21. Megan: My favorite exchange this year was with her. Within seconds of being introduced, she said “I don’t really like other Megans.” I said “Me neither”, and then we walked away with no close and didn’t try to talk again. It was fabulous and I enjoy it again every time I think of it.

22. Thelonius_Nick: His dining room table and chairs are as great as he said, and his baby is even cuter. I don’t think we talked about trains, but the conversation didn’t falter, even as we ate all that good food.

23. Ben: Ben doesn’t know what to talk about until you start giving him shit. Then he relaxes and becomes charming.

24. DaggerAleph: I kissed her cheek for hello, which is unusual for me. Turns out that it was only a few hours early, because by the time we got off BART, we were fond enough that cheek kisses were appropriate.

25. Ennis: Ennis knows everything about everything, and figures out the rest. He’s so easy to talk to that I overlook the puns.

26. Justin: Justin is as pure in person as he is in the comments.

27. Abby: We were already friends by the time we met; all that was left was to make tea so we could tell each other the important stories.

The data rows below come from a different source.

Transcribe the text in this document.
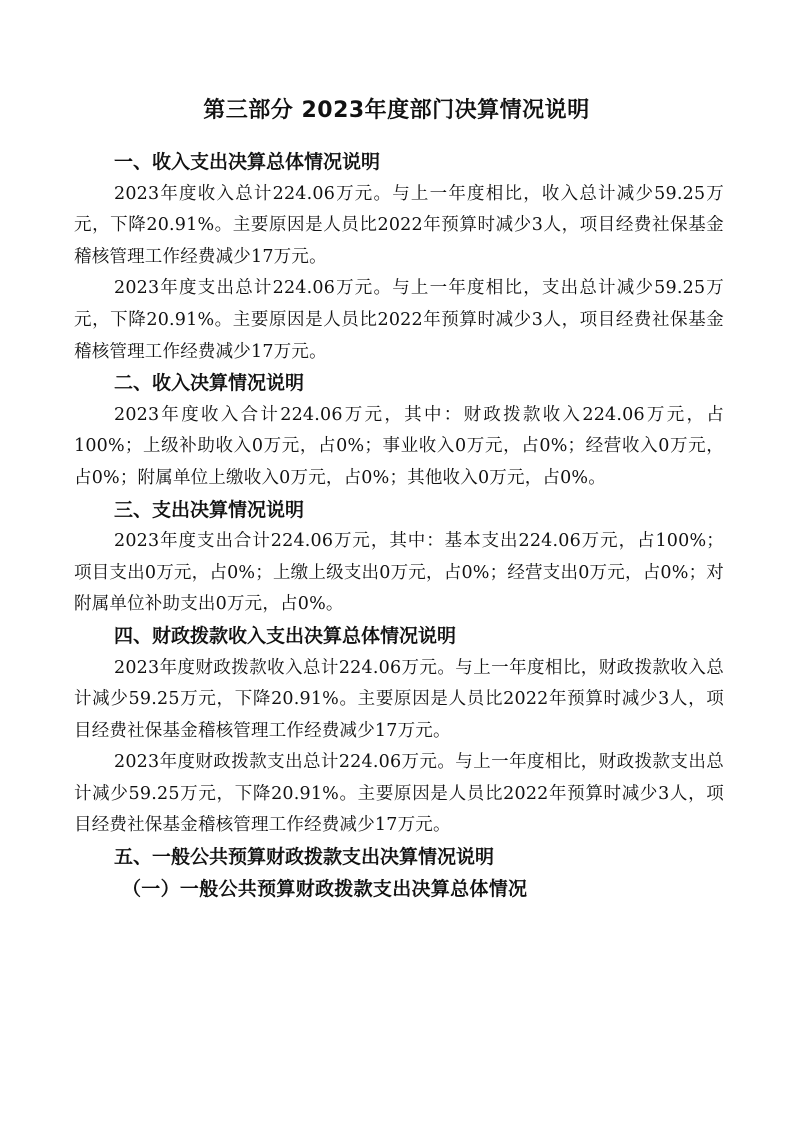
第三部分 2023年度部门决算情况说明
一、收入支出决算总体情况说明
2023年度收入总计224.06万元。与上一年度相比，收入总计减少59.25万元，下降20.91%。主要原因是人员比2022年预算时减少3人，项目经费社保基金稽核管理工作经费减少17万元。
2023年度支出总计224.06万元。与上一年度相比，支出总计减少59.25万元，下降20.91%。主要原因是人员比2022年预算时减少3人，项目经费社保基金稽核管理工作经费减少17万元。
二、收入决算情况说明
2023年度收入合计224.06万元，其中：财政拨款收入224.06万元，占100%；上级补助收入0万元，占0%；事业收入0万元，占0%；经营收入0万元，占0%；附属单位上缴收入0万元，占0%；其他收入0万元，占0%。
三、支出决算情况说明
2023年度支出合计224.06万元，其中：基本支出224.06万元，占100%；项目支出0万元，占0%；上缴上级支出0万元，占0%；经营支出0万元，占0%；对附属单位补助支出0万元，占0%。
四、财政拨款收入支出决算总体情况说明
2023年度财政拨款收入总计224.06万元。与上一年度相比，财政拨款收入总计减少59.25万元，下降20.91%。主要原因是人员比2022年预算时减少3人，项目经费社保基金稽核管理工作经费减少17万元。
2023年度财政拨款支出总计224.06万元。与上一年度相比，财政拨款支出总计减少59.25万元，下降20.91%。主要原因是人员比2022年预算时减少3人，项目经费社保基金稽核管理工作经费减少17万元。
五、一般公共预算财政拨款支出决算情况说明
（一）一般公共预算财政拨款支出决算总体情况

28 and 29: Nina and Kwindla: Nina and Kwindla put an enormous picnic table on a gorgeous patio. Then they filled it with food and surrounded it with fascinating people who make things and do things. It was like Sunset magazine, only smarter and funnier. Tom and I agreed that we got to get ourselves invited back.

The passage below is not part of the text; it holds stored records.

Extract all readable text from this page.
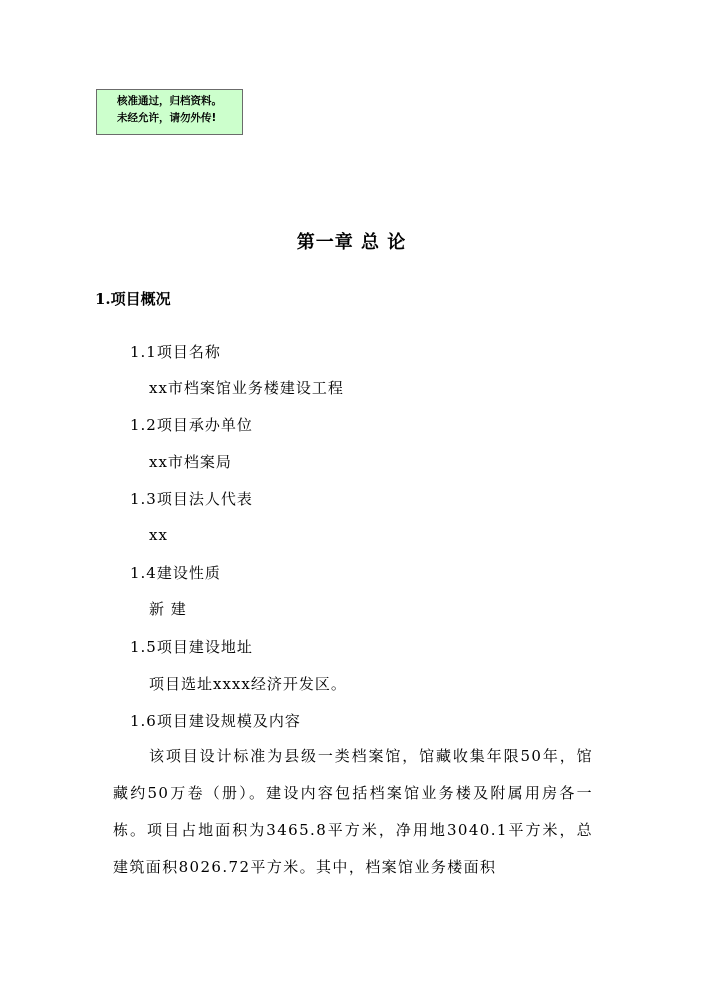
核准通过，归档资料。
未经允许，请勿外传!
第一章 总 论
1.项目概况
1.1项目名称
xx市档案馆业务楼建设工程
1.2项目承办单位
xx市档案局
1.3项目法人代表
xx
1.4建设性质
新 建
1.5项目建设地址
项目选址xxxx经济开发区。
1.6项目建设规模及内容
该项目设计标准为县级一类档案馆，馆藏收集年限50年，馆藏约50万卷（册）。建设内容包括档案馆业务楼及附属用房各一栋。项目占地面积为3465.8平方米，净用地3040.1平方米，总建筑面积8026.72平方米。其中，档案馆业务楼面积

30. Susan: I knew Tom’s lady would be amazing, but I liked her even better than I expected.

31. Marcus: Marcus is super smart and insightful, and he patronizes me in person, too. I don’t get that often, and it cracks me up. Chris and I talked about it; we agreed that it is good for me, in small doses.

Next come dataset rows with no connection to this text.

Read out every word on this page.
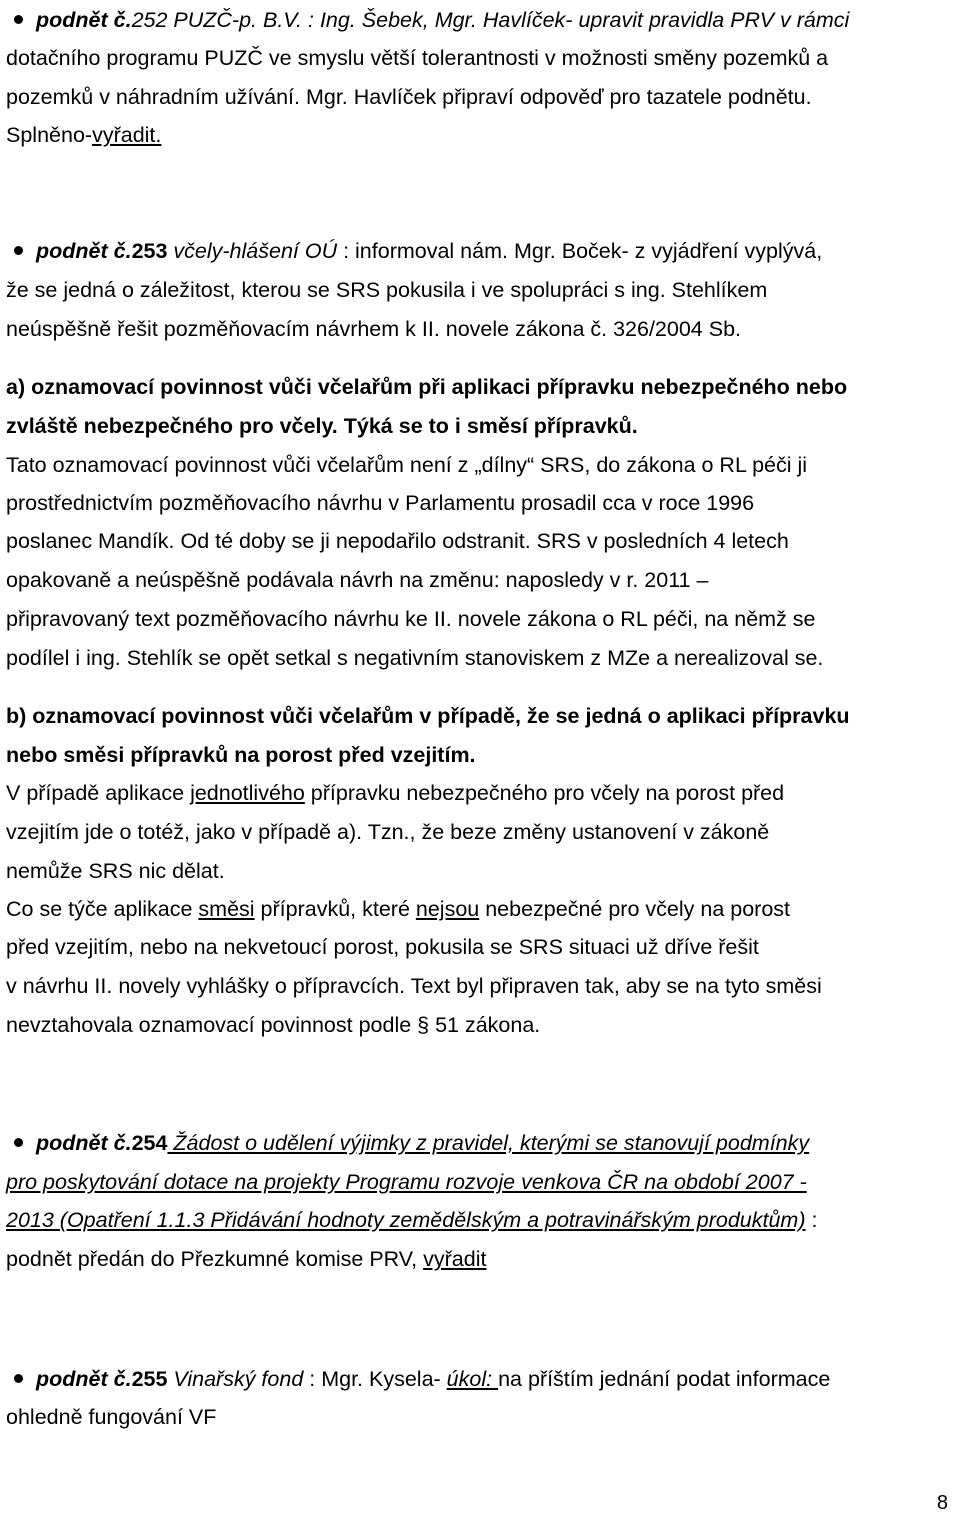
podnět č.252 PUZČ-p. B.V. : Ing. Šebek, Mgr. Havlíček- upravit pravidla PRV v rámci
dotačního programu PUZČ ve smyslu větší tolerantnosti v možnosti směny pozemků a
pozemků v náhradním užívání. Mgr. Havlíček připraví odpověď pro tazatele podnětu.
Splněno-vyřadit.
podnět č.253 včely-hlášení OÚ : informoval nám. Mgr. Boček- z vyjádření vyplývá,
že se jedná o záležitost, kterou se SRS pokusila i ve spolupráci s ing. Stehlíkem
neúspěšně řešit pozměňovacím návrhem k II. novele zákona č. 326/2004 Sb.
a) oznamovací povinnost vůči včelařům při aplikaci přípravku nebezpečného nebo
zvláště nebezpečného pro včely. Týká se to i směsí přípravků.
Tato oznamovací povinnost vůči včelařům není z „dílny“ SRS, do zákona o RL péči ji
prostřednictvím pozměňovacího návrhu v Parlamentu prosadil cca v roce 1996
poslanec Mandík. Od té doby se ji nepodařilo odstranit. SRS v posledních 4 letech
opakovaně a neúspěšně podávala návrh na změnu: naposledy v r. 2011 –
připravovaný text pozměňovacího návrhu ke II. novele zákona o RL péči, na němž se
podílel i ing. Stehlík se opět setkal s negativním stanoviskem z MZe a nerealizoval se.
b) oznamovací povinnost vůči včelařům v případě, že se jedná o aplikaci přípravku
nebo směsi přípravků na porost před vzejitím.
V případě aplikace jednotlivého přípravku nebezpečného pro včely na porost před
vzejitím jde o totéž, jako v případě a). Tzn., že beze změny ustanovení v zákoně
nemůže SRS nic dělat.
Co se týče aplikace směsi přípravků, které nejsou nebezpečné pro včely na porost
před vzejitím, nebo na nekvetoucí porost, pokusila se SRS situaci už dříve řešit
v návrhu II. novely vyhlášky o přípravcích. Text byl připraven tak, aby se na tyto směsi
nevztahovala oznamovací povinnost podle § 51 zákona.
podnět č.254 Žádost o udělení výjimky z pravidel, kterými se stanovují podmínky
pro poskytování dotace na projekty Programu rozvoje venkova ČR na období 2007 -
2013 (Opatření 1.1.3 Přidávání hodnoty zemědělským a potravinářským produktům) :
podnět předán do Přezkumné komise PRV, vyřadit
podnět č.255 Vinařský fond : Mgr. Kysela- úkol: na příštím jednání podat informace
ohledně fungování VF
8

32. John: Has been unreasonably nice to me, for no good reason that I can tell. I suspect he is just that kind. He’s thinking really hard about what blogging should be in Sacramento.

33 and 34. Phillip and Kara: Came to my party and talked to everyone, and were entirely charming and pleasant. He sent me Didion’s essay on the state water project and he was right; it took my breath away.

I just missed Nicole in Philadelphia and PandaX in the Bay Area, and I am disappointed about that. I want to meet lots more of you in 2007. Bay Area, let’s hang out. If you come through my town, let me know. East Coast, maybe Anand and I will do a reunion tour.